This program outputs meta-information about directories and files that can be used to detect any changes in these. This is useful when looking at backups made using file systems that do not checksum file contents (everything but btrfs in 2013).
Currently the program is missing a way to use the meta-information to check directories and files, but that is planned.
A usage summary is available via help:
$ python fileinfo.py --help usage: fileinfo.py [-h] [-n NCPUS] [-o OUTFILE] [-p] [-s] [directory [directory ...]] Output file information. positional arguments: directory where to report file information from (reports current directory if none specified) optional arguments: -h, --help show this help message and exit -n NCPUS, --ncpus NCPUS number of cores to use (defaults to number of cores, which is N on this system) -o OUTFILE, --outfile OUTFILE file to write to (defaults to STDOUT) -p, --progress output progress as information is recorded -s, --summary output summary information when complete
The file format is line-oriented Unicode text.
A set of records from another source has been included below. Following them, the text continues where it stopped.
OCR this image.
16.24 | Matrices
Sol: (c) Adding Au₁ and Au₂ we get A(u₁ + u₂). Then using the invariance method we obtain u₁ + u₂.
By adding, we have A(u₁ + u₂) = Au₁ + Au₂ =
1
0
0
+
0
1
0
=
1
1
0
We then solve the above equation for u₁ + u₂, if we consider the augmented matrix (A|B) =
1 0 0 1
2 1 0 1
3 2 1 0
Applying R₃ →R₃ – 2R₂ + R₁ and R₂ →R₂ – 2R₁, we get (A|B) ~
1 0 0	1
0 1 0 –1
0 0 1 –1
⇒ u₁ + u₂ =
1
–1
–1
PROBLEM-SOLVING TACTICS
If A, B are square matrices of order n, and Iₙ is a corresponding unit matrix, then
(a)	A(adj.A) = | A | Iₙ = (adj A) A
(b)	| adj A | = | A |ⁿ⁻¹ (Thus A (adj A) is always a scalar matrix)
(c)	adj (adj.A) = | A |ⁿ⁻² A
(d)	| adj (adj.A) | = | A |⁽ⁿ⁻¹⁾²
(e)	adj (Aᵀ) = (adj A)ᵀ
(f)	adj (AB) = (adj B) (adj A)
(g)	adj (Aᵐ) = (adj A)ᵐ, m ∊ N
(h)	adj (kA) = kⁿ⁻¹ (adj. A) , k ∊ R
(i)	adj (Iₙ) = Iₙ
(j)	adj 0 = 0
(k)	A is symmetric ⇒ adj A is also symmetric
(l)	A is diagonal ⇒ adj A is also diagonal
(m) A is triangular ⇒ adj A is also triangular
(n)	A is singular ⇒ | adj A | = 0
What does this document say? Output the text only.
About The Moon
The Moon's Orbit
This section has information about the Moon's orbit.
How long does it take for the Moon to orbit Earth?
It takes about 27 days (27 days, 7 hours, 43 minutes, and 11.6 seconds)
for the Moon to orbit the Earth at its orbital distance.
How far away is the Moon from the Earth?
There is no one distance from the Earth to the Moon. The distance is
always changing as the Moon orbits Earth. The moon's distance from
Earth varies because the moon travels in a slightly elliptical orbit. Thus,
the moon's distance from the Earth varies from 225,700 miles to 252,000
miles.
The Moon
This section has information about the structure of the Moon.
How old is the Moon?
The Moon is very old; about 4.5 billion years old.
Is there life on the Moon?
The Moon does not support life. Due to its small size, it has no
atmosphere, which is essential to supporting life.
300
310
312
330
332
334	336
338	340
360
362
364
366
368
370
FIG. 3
It can be read by a human, and when compressed is roughly the same size as a binary format. The basic syntax is that the first character of the line identifes the contents of the line, and the remainder of the line any information associated with that.
Files start with a line indicating the version:
A change of directory may be indicated by either a '!' (exclamation point) or a ':' (colon). An exclamation point indicates a directory on a Unix-like file system, and a colon indicates a directory on a FAT-based file system (from MS-DOS or Windows). This distinction is necessary since FAT file systems are only accurate to within 2 seconds, so checks need to be aware that reported timestamps should ignore the low bit of reported times:
Most information is meta-data about files. For example:
m100644 i4196237 n1 u1000 g1000 s105 C20131003215722.14093 A20131003215729.572949 #GA0M/SJY26NzYANCbFjjEEnnxb73kfx0Icw+jg== >hello.c
The file information is:
m - the file mode ("ls -l" shows -rw-r--r-- in this case) i - inode number ("ls -i" outputs this) n - count of hard links to the file (output by "ls -l") u - user id (uid) of the owner g - group id (gid) that the file belongs to s - size of the file in bytes C - time of last status change A - time of last access # - SHA224 hash of the file, base64-encoded (regular files only)
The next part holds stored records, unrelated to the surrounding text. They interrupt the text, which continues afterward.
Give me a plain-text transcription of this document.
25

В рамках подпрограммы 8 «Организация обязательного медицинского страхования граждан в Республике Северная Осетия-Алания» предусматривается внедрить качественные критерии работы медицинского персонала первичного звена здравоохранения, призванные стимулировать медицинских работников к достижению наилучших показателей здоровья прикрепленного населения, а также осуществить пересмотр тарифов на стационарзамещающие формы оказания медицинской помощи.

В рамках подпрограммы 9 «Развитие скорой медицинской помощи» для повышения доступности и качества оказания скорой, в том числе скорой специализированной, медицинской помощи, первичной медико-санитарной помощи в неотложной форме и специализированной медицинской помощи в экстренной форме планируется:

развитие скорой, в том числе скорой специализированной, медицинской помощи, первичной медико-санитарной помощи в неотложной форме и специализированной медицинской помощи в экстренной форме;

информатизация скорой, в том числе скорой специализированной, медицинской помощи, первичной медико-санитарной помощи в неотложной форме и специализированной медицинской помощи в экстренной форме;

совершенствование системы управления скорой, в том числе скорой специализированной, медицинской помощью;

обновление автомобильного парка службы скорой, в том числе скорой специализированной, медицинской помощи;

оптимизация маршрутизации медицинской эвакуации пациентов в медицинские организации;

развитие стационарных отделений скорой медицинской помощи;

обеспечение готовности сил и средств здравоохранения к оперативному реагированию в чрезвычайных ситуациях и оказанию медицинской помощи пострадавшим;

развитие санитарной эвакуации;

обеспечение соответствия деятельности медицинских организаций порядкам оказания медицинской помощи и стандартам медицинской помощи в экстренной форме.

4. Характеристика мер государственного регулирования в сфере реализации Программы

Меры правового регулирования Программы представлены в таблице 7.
When all meta information for a file is complete, we have either:
> - the name of the file, possible escaped (see below) @ - the name of the cached inode file, possible escaped (see below)
A way to minimize redundant information is by observing that most files in a directory are owned by the same user, so for example the owner information is output only once, and then subsequent files are assumed to have the same owner unless specified. This simple reduction is not optimal in all cases, but is straightforward and very effective. This technique is not used for the hash, nor for any of the fields below.
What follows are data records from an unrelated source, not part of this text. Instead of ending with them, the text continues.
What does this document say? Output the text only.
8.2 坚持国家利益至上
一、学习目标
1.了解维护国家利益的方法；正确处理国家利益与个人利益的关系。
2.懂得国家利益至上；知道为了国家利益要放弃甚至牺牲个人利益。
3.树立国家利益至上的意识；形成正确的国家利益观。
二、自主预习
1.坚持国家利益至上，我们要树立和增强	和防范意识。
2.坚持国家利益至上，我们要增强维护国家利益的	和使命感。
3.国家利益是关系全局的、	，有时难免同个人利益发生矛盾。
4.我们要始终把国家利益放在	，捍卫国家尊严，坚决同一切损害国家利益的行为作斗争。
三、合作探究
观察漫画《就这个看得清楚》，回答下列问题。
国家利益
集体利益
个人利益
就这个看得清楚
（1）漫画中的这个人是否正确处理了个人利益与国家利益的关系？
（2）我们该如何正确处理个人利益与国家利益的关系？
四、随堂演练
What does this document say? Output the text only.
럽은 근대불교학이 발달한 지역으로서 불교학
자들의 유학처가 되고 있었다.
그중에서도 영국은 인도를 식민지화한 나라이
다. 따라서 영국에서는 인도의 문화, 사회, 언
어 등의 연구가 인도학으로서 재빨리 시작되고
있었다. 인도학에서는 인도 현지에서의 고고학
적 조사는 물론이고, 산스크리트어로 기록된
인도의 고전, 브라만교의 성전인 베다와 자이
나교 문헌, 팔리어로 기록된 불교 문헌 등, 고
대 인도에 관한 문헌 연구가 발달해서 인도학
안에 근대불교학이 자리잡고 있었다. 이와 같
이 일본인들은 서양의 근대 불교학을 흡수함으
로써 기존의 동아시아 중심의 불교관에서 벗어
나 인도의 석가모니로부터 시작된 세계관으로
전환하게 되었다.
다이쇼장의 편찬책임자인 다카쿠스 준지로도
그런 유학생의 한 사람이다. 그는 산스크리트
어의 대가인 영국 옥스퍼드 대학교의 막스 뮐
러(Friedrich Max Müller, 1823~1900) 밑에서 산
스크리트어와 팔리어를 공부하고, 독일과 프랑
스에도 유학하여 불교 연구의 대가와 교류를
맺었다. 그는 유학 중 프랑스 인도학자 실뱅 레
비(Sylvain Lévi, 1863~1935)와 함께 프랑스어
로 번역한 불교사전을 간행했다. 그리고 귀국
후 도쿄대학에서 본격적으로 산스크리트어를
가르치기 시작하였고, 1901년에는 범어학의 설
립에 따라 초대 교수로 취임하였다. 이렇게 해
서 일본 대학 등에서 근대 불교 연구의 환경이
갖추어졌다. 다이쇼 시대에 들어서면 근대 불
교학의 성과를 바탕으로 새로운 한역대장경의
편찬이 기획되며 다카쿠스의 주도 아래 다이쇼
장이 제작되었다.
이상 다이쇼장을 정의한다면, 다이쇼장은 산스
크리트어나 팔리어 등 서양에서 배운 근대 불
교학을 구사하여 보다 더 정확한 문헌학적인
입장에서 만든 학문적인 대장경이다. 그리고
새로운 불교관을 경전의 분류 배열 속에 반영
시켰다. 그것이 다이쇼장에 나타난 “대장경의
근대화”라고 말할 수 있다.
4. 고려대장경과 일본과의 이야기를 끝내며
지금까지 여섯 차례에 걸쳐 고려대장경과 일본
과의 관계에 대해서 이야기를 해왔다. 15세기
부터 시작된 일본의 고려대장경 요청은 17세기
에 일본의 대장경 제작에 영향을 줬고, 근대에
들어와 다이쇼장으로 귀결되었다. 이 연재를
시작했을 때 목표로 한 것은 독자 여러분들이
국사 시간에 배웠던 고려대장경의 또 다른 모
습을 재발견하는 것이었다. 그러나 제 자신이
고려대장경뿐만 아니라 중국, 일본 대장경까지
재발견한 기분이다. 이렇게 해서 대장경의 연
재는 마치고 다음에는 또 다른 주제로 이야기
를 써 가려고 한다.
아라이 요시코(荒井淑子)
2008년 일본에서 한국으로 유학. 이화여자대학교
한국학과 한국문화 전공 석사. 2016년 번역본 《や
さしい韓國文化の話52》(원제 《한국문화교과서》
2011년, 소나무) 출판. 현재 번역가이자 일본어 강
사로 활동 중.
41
There are a few missing fields in the example:
M - time of last modification r - device ID f - flags
Because the C and M values (ctime and mtime) are often the same, so we don't bother to output the mtime value if it is identical to the ctime. The device ID, r, is only meaningful for special files. And the flags, f, is usually 0, so not output in that case.
Time values are output in ISO 8601 format. Resolution is to microseconds if Python 2.x is used, or nanoseconds if Python 3.x is used. Sub-second accuracy is only used when non-zero, and only as much is available. So we see that only 5 digits are used for ctime here, and 6 for atime. This has the nice effect of producing shorter output for file systems that only support second accuracy.
File names may be escaped, if there are unprintable characters contained (in Python 2.x all non-ASCII characters are considered unprintable since there is no function to determine which characters are printable). The escaping rules are:
- Non-printable 8-bit characters (and backslash) are escaped as \xXX
- Non-printable 16-bit characters are escaped as \uXXXX
- Non-printable 32-bit characters are escaped as \UXXXXXXXX
Hash values are only calculated for regular files. Also, if there is an error calculating the hash value for a file (for example if the file is not readable by the user running the program) then the hash value is omitted for that particular file.
Finally, an "inode cache" is used. For files that have already had information output in the form of an inode, only the inode number and the name of the file is output - the other details are identical to the previous time the file was output. We only care about the fact that the file exists with the correct name and inode, since all other details are identical based on the inode. We use the at-sign, @, to let the checker know that this is a such a cached file, so that it only checks that information.
There is not much processing going on - mostly the program just reads information from the file system and outputs it. The exception to this is calculating the checksum. The checksum calculation is handled with multiple processes, defaulting to the number of cores on the system. The optimal number of cores will depend on whether the disks are hard disks or SSD, the speed of the cores, and so on. If you want maximum performance, the best approach is to play around with the number of cores via the "-n" option and seeing what works best on your environment.
Python Version Compatiability
fileinfo.py has been tested with:
- Python 2.6
- Python 2.7
- Python 3.2
- Python 3.3
- PyPy 2.0
- PyPy3 2.1-beta1
- Jython 2.7beta1
Jython is not recommended, due to the limitations described in doc/Jython.txt.
IronPython is not supported at all, for reasons explained in doc/IronPython.txt.